Donald Trump, as his supporters suspect, is a king of capitalizing on weakness. The weakness he exploits is in his supporters though, not in the governing officials that he criticizes for profit. Trump’s supporters need seemingly-powerful figures, they need a daddy to take care of them.

Observing the issues that seem most important to Trump’s supporters, it becomes apparent that they feel the sting of the recession and think weak politicians have failed to keep manufacturing jobs inside the United States. They think someone like Trump can protect their way of life and bring back an industrial middle class – a white, industrial middle class – in a way the Trump-described “idiot” politicians can’t.

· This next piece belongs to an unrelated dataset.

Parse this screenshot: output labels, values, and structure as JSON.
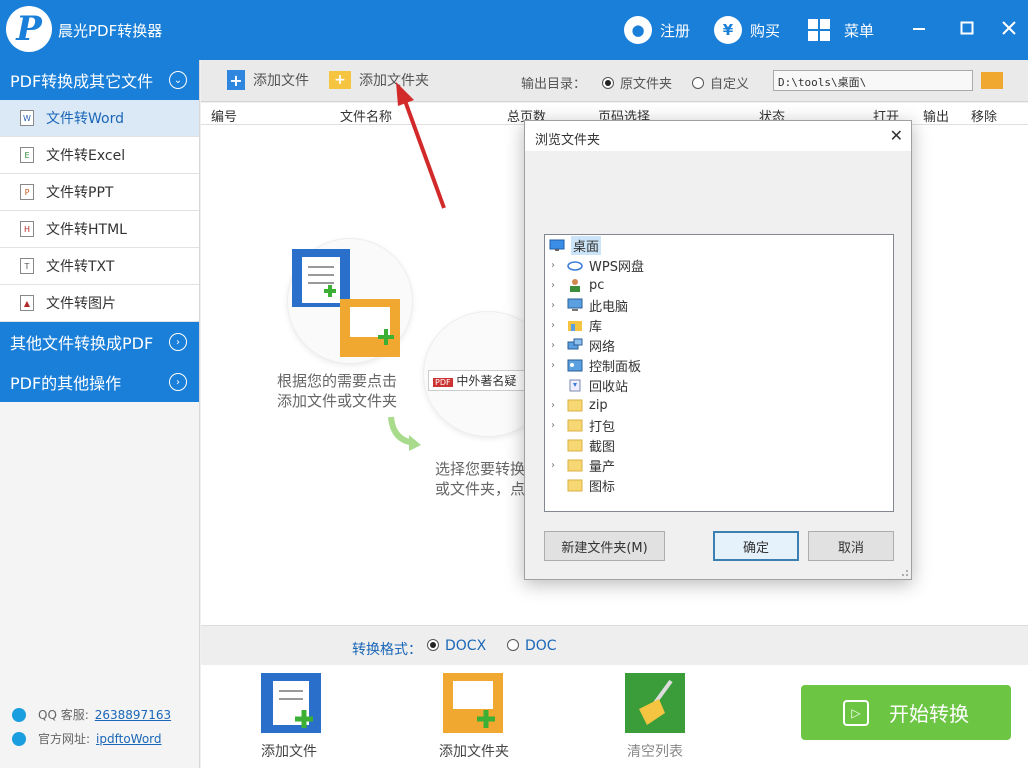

As Elias Isquith at Salon points out, that’s completely absurd:

…the story Trump fans are telling themselves is a fantasy. Whether globalization-as-deindustrialization was a historical, technological and economic necessity or the product of a series of clear and straightforward decisions is up for debate. But the idea that throughout the past 40 years, and under multiple presidential administrations, some of the most ambitious, hardworking and intelligent people in America were simply unable to keep negotiators from other countries from bamboozling them – that idea is not on the table. Because that idea is ridiculous. The real world is not so simple. …

Despite their faith in Trump being misplaced, it is sincere. If the world functioned the way Trump explains it and his supporters understand it, you would want someone like Trump to fix it. His disdain for “political correctness” appeals to these voters as an indication that he has no patience for the soft-handed ideals of the elites that “got our country into this mess.”

Corporations lobbying and buying legislation that benefits the executives while placing the cost squarely on the backs of employees is a difficult issue to deal with. It is far easier, far more comforting, to simply believe that the politicians are bad at their jobs and Trump would be good at the job: all we need is a personnel change.

So they turn to Trump. A bully with a microphone and enough money that he can pay people to keep the speakers on. And what does Trump get out of this? He gets to be the center of attention, the thing he loves the most.